Well much of what I have to say is actually up on the panels. It is an exhibition with a lot of text. I will just give you a little lead-in to the exhibition and the kind of people you are seeing in it. I would like to say that all the pictures in this exhibit were taken with the consent of the women in those photographs. The exhibit has gone to the villages of those women and has been hosted by the women in their own villages, so it is also their property. This exhibition was made for the largest Indian women's organization, the All India Democratic Women's Association, and it was done for their national conference. Four of the landless agricultural laborers in those photographs inaugurated the exhibition with a song from the harvest fields. The women see the exhibition as their own and they have control over the sets that are touring India because they have the right to demand. It is a non-gallery set-up as you can see-it is meant to go to where people are. So it has been shown at college cafeterias; it has been shown at factory gates; it has been shown at school and college grounds. The last venue it which it was held in India was a railway station. At the point where it was inaugurated, 25,000 women of the class you will see in the photographs came out in a mass rally because they were having their own national conference for landless laborers. And these women then went through the exhibition themselves.

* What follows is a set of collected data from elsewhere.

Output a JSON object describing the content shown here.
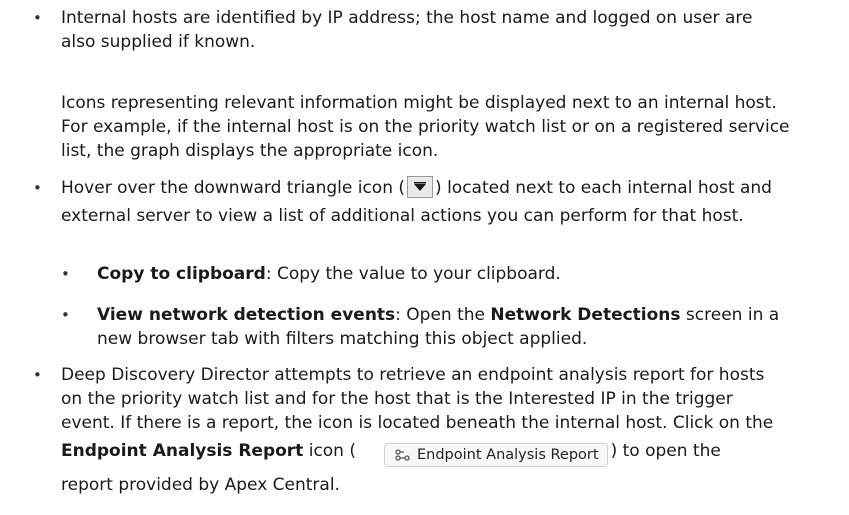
{
  "bullets": [
    {
      "lines": [
        "Internal hosts are identified by IP address; the host name and logged on user are",
        "also supplied if known."
      ],
      "paragraph": [
        "Icons representing relevant information might be displayed next to an internal host.",
        "For example, if the internal host is on the priority watch list or on a registered service",
        "list, the graph displays the appropriate icon."
      ]
    },
    {
      "line1_before": "Hover over the downward triangle icon (",
      "line1_after": ") located next to each internal host and",
      "line2": "external server to view a list of additional actions you can perform for that host.",
      "icon_name": "downward-triangle-icon",
      "subitems": [
        {
          "bold": "Copy to clipboard",
          "rest": ": Copy the value to your clipboard."
        },
        {
          "bold": "View network detection events",
          "mid": ": Open the ",
          "bold2": "Network Detections",
          "rest": " screen in a",
          "line2": "new browser tab with filters matching this object applied."
        }
      ]
    },
    {
      "lines": [
        "Deep Discovery Director attempts to retrieve an endpoint analysis report for hosts",
        "on the priority watch list and for the host that is the Interested IP in the trigger",
        "event. If there is a report, the icon is located beneath the internal host. Click on the"
      ],
      "line4_bold": "Endpoint Analysis Report",
      "line4_mid": " icon (",
      "button_label": "Endpoint Analysis Report",
      "line4_after": ") to open the",
      "line5": "report provided by Apex Central."
    }
  ],
  "bullet_char": "•"
}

I would also like to say something about who these people are, and I would like to locate them in their special socio-economic context in other respects as well. I am saved a lot of that by the kind of input you have already heard from Smita and Adrienne. If you are looking at who are the Indian poor-who are they?-40% are landless agricultural laborers, 45% are small and marginal farmers (people who own two acres or less), 7.5% are rural artisans and all the others, whom economists glob in the column called "others" including the urban poor, make up the remaining 7.5%. So if you look at it, in that first 40%, the most vulnerable, the overwhelming number of them are women-the landless. And if you look more closely, you will see that those in the first two categories (85% of the poor in India) are in a problematic situation directly related to land, a lack of it or an insufficiency of it. Women in India are landless because, in practice, they have no land rights. And the caste dimension that Smita talked about is extremely important. 67% of all female agricultural laborers are indeed Dalits.

These are not the pictures of a professional photographer. These are the pictures of a reporter taken to tell his story. So please view them in that light…all of them are pictures that are trying to tell stories. Thank you.